Revisiting Contrastive Methods for Unsupervised Learning of Visual Representations. [2021]

Overview

Revisiting Contrastive Methods for Unsupervised Learning of Visual Representations

This repo contains the Pytorch implementation of our paper:

Revisiting Contrastive Methods for UnsupervisedLearning of Visual Representations

Wouter Van Gansbeke, Simon Vandenhende, Stamatios Georgoulis and Luc Van Gool.

Contents

  1. Introduction
  2. Key Results
  3. Installation
  4. Training
  5. Evaluation
  6. Model Zoo
  7. Citation

Introduction

Contrastive self-supervised learning has outperformed supervised pretraining on many downstream tasks like segmentation and object detection. However, current methods are still primarily applied to curated datasets like ImageNet. We first study how biases in the dataset affect existing methods. Our results show that an approach like MoCo works surprisingly well across: (i) object- versus scene-centric, (ii) uniform versus long-tailed and (iii) general versus domain-specific datasets. Second, given the generality of the approach, we try to realize further gains. We show that learning additional invariances - through the use of multi-scale cropping, stronger augmentations and nearest neighbors - improves the representations. Finally, we observe that MoCo learns spatially structured representations when trained with a multi-crop strategy. The representations can be used for semantic segment retrieval and video instance segmentation without finetuning. Moreover, the results are on par with specialized models. We hope this work will serve as a useful study for other researchers.

Key Results

  • Scene-centric Data: We do not observe any indications that contrastive pretraining suffers from using scene-centric image data. This is in contrast to prior belief. Moreover, if the downstream data is non-object-centric, pretraining on scene-centric datasets even outperforms ImageNet pretraining.
  • Dense Representations: The multi-scale cropping strategy allows the model to learn spatially structured representations. This questions a recent trend that proposed additional losses at a denser level in the image. The representations can be used for semantic segment retrieval and video instance segmentation without any finetuning.
  • Additional Invariances: We impose additional invariances by exploring different data augmentations and nearest neighbors to boost the performance.
  • Transfer Performance: We observed that if a model obtains improvements for the downstream classification tasks, the same improvements are not guarenteed for other tasks (e.g. semantic segmentation) and vice versa.

Installation

The Python code runs with recent Pytorch versions, e.g. 1.6. Assuming Anaconda, the most important packages can be installed as:

conda install pytorch=1.6.0 torchvision=0.7.0 cudatoolkit=10.2 -c pytorch
conda install -c conda-forge opencv           # For evaluation
conda install matplotlib scipy scikit-learn   # For evaluation

We refer to the environment.yml file for an overview of the packages we used to reproduce our results. The code was run on 2 Tesla V100 GPUs.

Training

Now, we will pretrain on the COCO dataset. You can download the dataset from the official website. Several scripts in the scripts/ directory are provided. It contains the vanilla MoCo setup and our additional modifications for both 200 epochs and 800 epochs of training. First, modify --output_dir and the dataset location in each script before executing them. Then, run the following command to start the training for 200 epochs:

sh scripts/ours_coco_200ep.sh # Train our model for 200 epochs.
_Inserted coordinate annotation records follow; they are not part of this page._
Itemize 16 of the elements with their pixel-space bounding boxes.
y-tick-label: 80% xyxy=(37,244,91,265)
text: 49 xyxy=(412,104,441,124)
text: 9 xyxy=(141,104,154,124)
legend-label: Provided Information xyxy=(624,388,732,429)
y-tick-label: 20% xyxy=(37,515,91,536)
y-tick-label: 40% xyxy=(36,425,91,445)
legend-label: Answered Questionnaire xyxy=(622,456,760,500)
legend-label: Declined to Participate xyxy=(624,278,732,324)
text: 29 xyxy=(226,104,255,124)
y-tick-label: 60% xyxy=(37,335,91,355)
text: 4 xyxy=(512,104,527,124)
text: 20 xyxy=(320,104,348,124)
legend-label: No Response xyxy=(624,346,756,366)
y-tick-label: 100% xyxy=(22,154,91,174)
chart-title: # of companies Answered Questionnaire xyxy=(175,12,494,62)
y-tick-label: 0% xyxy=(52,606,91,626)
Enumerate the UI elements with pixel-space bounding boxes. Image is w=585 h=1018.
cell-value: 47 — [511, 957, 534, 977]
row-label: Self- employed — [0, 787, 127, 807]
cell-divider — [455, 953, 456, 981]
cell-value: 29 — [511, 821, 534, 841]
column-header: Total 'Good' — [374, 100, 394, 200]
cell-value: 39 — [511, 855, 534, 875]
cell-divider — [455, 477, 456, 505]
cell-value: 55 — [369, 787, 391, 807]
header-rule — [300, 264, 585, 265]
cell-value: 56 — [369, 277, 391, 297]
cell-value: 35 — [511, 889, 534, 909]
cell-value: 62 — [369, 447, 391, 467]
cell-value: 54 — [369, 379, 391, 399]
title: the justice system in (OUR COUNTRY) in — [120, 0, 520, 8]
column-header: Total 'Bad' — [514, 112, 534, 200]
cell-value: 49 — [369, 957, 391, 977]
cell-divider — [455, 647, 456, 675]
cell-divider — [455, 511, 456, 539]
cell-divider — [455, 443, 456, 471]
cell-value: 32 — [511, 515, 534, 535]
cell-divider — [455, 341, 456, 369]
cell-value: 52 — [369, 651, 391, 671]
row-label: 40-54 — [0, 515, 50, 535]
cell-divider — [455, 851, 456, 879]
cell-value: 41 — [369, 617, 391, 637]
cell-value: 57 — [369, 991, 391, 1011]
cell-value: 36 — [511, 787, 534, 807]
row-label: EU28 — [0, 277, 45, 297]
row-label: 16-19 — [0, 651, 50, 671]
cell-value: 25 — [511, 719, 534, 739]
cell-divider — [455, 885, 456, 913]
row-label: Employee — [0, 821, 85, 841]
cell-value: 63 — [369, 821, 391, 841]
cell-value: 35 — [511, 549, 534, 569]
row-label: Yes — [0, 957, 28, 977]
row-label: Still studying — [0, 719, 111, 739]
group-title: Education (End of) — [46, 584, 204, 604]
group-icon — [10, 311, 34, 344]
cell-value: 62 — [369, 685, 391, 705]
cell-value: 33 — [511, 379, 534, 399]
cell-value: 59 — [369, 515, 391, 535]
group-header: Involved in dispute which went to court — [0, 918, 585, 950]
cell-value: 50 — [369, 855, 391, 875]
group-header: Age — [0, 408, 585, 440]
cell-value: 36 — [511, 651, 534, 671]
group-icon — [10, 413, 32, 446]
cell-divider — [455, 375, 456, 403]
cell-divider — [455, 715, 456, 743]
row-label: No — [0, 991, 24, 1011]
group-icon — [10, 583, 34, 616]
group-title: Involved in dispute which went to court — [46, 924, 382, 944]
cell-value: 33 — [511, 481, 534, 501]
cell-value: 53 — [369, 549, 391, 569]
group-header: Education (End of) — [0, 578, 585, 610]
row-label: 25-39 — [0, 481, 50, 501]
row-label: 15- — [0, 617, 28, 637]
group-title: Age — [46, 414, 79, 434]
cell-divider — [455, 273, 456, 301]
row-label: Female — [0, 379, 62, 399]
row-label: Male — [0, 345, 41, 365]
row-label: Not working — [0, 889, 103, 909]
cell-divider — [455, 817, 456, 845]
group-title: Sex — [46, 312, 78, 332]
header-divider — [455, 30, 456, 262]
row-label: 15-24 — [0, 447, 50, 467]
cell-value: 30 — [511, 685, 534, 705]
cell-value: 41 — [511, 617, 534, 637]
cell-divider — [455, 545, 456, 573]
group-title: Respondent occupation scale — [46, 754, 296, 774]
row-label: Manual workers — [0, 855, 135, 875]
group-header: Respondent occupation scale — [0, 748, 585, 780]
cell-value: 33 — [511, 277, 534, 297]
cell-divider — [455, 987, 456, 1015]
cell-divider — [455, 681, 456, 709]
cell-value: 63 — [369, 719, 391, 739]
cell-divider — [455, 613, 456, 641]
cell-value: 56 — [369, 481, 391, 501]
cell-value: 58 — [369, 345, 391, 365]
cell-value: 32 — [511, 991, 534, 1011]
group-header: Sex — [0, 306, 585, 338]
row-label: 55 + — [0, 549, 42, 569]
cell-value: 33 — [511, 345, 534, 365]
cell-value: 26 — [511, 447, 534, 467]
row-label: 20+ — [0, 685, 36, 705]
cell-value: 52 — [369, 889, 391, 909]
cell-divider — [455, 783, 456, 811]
The training currently supports:

  • MoCo
  • + Multi-scale constrained cropping
  • + AutoAugment
  • + kNN-loss

A detailed version of the pseudocode can be found in Appendix B.

Evaluation

We perform the evaluation for the following downstream tasks: linear classification (VOC), semantic segmentation (VOC and Cityscapes), semantic segment retrieval and video instance segmentation (DAVIS). More details and results can be found in the main paper and the appendix.

Linear Classifier

The representations can be evaluated under the linear evaluation protocol on PASCAL VOC. Please visit the ./evaluation/voc_svm directory for more information.

Semantic Segmentation

We provide code to evaluate the representations for the semantic segmentation task on the PASCAL VOC and Cityscapes datasets. Please visit the ./evaluation/segmentation directory for more information.

Segment Retrieval

In order to obtain the results from the paper, run the publicly available code with our weights as the initialization of the model. You only need to adapt the amount of clusters, e.g. 5.

Video Instance Segmentation

In order to obtain the results from the paper, run the publicly available code from Jabri et al. with our weights as the initialization of the model.

Model Zoo

Several pretrained models can be downloaded here. For a fair comparison, which takes the training duration into account, we refer to Figure 5 in the paper. More results can be found in Table 4 and Table 9.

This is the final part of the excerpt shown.